Shipping plan includes a drift check
Two weeks from today, a scheduled agent in Anthropic’s cloud will do five things:
- Create a fresh Python venv.
pip install claude-agent-sdk(latest).- Exercise every
ClaudeAgentOptionsfield the dispatcher relies on —max_turns,max_budget_usd,permission_mode,mcp_servers,can_use_tool,hooks,env,system_prompt. - Clone the public repo and run
pytest -q. - Report under 200 words: what drifted, what didn’t, whether any action is needed.
This isn’t CI. It’s a one-shot check fired well after the release window, designed to catch the specific failure mode where the SDK API shape changes and a dispatch silently breaks. If it comes back clean, great. If it comes back with max_budget_usd renamed to max_spend_usd, I get a targeted early warning.
Spending fifteen seconds creating a cron routine during a feature’s release, then getting a short report when it matters — this is one of the genuine advantages of having agents in your infrastructure.
How to use it — three paths, pick the one that fits
robot-md-dispatcher 0.2.0 (shipped today) scaffolds all its secrets and config with an init command, so you never hand-edit YAML to get started. There are three ways to run it, corresponding to three levels of “how much hand-holding do you want”:
1. Guided — for first-time setup. Explains every knob as it asks.
pip install robot-md-dispatcher robot-md
robot-md-dispatcher init # interactive; walks you through it
robot-md-dispatcher serve --bearers ./bearers.yaml --robot-md ./ROBOT.md
2. One-shot — for repeat setups and automation. All defaults, no questions, prints a generated actuate-tier token exactly once (save it — it’s not stored anywhere else).
robot-md-dispatcher init --yes
robot-md-dispatcher serve --bearers ./bearers.yaml --robot-md ./ROBOT.md
3. From inside Claude Code — for operators who already have the plugin installed. Run the slash command /enable-dispatch from a session where the robot-md-mcp plugin is active. It runs init --yes for you on the robot host but does not print the generated token into the conversation — Claude provisions everything without ever seeing the secret. This is the path to recommend when an operator wants the dispatcher set up by the same session that’s already talking to their robot.
/enable-dispatch
init also hard-fails if its preconditions aren’t met: ROBOT.md must exist and validate against the canonical schema, and robot-md-mcp must be on PATH. No silent half-configs.

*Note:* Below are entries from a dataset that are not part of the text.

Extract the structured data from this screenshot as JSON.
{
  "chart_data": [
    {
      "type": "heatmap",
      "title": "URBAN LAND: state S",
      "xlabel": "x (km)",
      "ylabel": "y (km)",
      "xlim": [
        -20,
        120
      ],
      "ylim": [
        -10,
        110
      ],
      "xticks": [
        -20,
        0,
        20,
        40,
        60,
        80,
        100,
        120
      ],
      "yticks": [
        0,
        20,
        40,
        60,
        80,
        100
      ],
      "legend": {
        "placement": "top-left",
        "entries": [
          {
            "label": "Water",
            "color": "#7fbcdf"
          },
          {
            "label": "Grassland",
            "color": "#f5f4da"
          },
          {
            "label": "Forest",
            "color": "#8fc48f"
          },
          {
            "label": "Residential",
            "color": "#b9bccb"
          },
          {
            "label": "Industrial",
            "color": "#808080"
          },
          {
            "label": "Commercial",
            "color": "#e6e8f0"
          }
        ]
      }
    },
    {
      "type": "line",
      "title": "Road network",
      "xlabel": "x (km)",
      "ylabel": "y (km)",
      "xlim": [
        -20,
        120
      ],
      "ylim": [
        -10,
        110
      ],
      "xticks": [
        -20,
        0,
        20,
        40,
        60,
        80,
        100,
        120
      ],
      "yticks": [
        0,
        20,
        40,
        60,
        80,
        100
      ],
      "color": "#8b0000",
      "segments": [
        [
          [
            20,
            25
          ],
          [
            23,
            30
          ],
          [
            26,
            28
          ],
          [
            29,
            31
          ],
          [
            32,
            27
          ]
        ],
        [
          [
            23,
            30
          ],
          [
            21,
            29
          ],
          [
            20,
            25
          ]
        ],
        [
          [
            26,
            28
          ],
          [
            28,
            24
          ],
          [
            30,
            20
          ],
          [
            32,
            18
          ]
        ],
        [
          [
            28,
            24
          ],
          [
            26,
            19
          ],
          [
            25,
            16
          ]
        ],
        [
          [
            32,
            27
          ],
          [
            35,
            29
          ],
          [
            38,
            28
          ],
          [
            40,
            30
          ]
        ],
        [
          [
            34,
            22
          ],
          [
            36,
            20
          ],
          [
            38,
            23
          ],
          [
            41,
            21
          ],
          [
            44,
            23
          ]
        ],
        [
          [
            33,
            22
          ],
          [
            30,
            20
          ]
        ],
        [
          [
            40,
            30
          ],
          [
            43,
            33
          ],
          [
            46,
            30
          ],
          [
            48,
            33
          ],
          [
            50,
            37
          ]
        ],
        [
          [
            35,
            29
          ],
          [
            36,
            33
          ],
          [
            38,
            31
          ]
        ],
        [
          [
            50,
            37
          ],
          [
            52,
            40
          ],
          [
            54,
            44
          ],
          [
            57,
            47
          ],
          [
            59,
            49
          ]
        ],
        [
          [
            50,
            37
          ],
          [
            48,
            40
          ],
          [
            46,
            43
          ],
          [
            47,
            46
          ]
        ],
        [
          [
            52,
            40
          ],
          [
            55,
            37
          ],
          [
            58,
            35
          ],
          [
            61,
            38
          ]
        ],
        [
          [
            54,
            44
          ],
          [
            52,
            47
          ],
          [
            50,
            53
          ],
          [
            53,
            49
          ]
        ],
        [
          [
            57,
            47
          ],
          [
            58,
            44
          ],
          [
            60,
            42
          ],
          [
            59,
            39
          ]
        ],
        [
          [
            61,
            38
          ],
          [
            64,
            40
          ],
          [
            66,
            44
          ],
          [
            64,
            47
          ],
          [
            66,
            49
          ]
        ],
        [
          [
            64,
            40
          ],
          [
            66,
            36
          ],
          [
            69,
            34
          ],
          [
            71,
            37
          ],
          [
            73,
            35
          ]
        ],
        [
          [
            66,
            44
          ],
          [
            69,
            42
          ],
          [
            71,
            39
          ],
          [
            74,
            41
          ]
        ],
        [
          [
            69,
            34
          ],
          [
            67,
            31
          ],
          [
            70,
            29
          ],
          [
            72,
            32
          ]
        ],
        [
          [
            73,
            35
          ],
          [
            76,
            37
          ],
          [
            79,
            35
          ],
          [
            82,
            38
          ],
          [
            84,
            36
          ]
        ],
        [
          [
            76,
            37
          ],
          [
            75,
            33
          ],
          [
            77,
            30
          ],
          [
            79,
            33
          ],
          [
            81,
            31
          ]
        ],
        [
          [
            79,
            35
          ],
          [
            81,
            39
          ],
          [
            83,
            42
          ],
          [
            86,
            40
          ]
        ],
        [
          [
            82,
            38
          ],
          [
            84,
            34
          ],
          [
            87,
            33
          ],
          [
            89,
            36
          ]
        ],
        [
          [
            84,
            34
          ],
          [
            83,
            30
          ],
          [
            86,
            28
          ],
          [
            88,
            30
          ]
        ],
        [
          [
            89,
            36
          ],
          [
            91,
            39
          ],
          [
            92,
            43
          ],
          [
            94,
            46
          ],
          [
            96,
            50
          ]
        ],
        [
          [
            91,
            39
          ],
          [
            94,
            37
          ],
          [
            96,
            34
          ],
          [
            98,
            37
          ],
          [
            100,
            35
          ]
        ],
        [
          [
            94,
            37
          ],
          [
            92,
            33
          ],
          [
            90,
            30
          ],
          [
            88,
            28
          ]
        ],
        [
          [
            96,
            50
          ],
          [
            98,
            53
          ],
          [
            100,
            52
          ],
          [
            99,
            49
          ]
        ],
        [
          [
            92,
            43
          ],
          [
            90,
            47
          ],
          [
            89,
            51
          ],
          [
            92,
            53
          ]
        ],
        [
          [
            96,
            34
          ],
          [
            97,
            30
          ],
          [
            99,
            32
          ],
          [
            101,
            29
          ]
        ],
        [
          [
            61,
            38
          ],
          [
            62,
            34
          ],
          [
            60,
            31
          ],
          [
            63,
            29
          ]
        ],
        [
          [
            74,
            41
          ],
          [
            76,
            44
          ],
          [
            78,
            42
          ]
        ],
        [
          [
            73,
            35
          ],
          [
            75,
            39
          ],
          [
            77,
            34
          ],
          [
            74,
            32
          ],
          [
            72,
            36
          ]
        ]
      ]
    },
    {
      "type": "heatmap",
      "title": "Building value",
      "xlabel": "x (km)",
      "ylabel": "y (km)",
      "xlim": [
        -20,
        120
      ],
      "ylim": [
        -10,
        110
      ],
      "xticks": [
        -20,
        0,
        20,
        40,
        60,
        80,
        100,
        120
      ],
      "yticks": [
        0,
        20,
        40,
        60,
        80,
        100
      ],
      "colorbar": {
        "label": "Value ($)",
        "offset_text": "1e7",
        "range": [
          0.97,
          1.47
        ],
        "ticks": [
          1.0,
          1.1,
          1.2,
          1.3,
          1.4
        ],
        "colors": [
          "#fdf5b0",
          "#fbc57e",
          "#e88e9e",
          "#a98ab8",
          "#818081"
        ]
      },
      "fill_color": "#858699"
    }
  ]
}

For production, systemd/install.sh in the repo sets up a dedicated robot system user, a hardened systemd unit with resource ceilings (MemoryMax=1G, CPUQuota=80%), and proper DeviceAllow entries for the serial bus. Ingress is Tailscale Funnel — the dispatcher binds to 127.0.0.1 by design and there’s no good reason to port-forward it.
Three paths, same pattern
The three paths above aren’t a coincidence — they’re the same pattern the robot-md CLI uses. Working defaults first (--yes gets you running), precision opt-in (guided mode explains every knob), and a zero-friction path from inside a Claude Code session (/enable-dispatch) for operators who shouldn’t be editing YAML at all. Underneath, the policy stays locked down: default-deny allowlist on the read tier, tokens generated from secrets.token_urlsafe(32), keys never written to logs, audit hooks on every tool call.
Where this fits
ROBOT.mdis the declaration: one file at the robot’s root.robot-md-mcpis the agent bridge for interactive MCP clients — Claude Code, Claude Desktop, Cursor, Zed, plus Gemini CLI and OpenAI Codex CLI (both verified today). A human drives.robot-md-dispatcher(new) is the remote dispatch layer — a program hands the robot a goal from outside, the Claude Agent SDK runs the loop on-host, the caller pays for inference.
Repo: github.com/RobotRegistryFoundation/robot-md-dispatcher. Apache-2.0. 15 regression tests green, default-deny policy pinned, systemd unit and Tailscale setup included.
If you’ve been using robot-md and robot-md-mcp for interactive work and wanted the same capabilities from a bot, a cron job, a phone, or another agent — without exposing the robot’s MCP server to the internet — this is the piece.